Effect of indoor-generated airborne particles on radon progeny dynamics

• Published in: Journal of hazardous materials Vol. 314; pp. 155 - 163
• Main Authors: Trassierra, C. Vargas, Stabile, L., Cardellini, F., Morawska, L., Buonanno, G.
• Format: Journal Article
• Language: English
• Published: Netherlands Elsevier B.V 15.08.2016
• Subjects: Airborne particles; Coils; Combustion; Dynamics; Equilibrium factor; Indoor air quality; Particle decay; Progeny; Radon; Radon levels; Radon progeny; Surface area; Airborne particles; Radon progeny; Equilibrium factor; Radon; Indoor air quality
• ISSN: 0304-3894; 1873-3336
• DOI: 10.1016/j.jhazmat.2016.04.051

•Investigation of the interaction between particles and radon progeny dynamics.•Measurements of particles emitted by different indoor sources.•Tests performed in a controlled radon chamber.•Particle size strongly influences the radon progeny dynamics.•Particle surface area concentration is the key parameter of the radon-particle interaction. In order to investigate the interaction between radon progeny and particles, an experimental campaign was carried out in a radon chamber at the Italian National Institute of Ionizing Radiation Metrology, quantifying the amount of attached and unattached radon daughters present in air, as well as the equilibrium factor in the presence of particles generated through indoor sources.

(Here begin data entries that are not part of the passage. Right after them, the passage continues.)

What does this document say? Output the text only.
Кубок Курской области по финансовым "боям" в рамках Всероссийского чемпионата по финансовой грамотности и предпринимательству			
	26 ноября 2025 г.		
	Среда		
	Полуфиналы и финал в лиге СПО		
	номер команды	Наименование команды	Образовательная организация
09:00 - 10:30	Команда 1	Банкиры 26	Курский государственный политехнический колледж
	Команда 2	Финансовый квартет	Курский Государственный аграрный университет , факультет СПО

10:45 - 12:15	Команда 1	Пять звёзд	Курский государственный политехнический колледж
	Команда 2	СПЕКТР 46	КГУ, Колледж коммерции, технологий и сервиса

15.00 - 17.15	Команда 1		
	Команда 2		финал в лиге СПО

A fixed radon concentration was maintained, while particles were generated using incense sticks, mosquito coils and gas combustion. Aerosols were characterized in terms of particle concentrations and size distributions. Simultaneously, radon concentration and attached/unattached potential alpha energy concentration in the air were continuously monitored by two different devices, based on alpha spectroscopy techniques. The presence of particles was found to affect the attached fraction of radon decay products, in such a way that the particles acted as a sink for radionuclides. In terms of sources which emit large particles (e.g. incense, mosquito coils), which greatly increase particle surface area concentrations, the Equilibrium Factor was found to double with respect to the background level before particle generation sessions. On the contrary, the radon decay product dynamics were not influenced by gas combustion processes, mainly due to the small surface area of the particles emitted.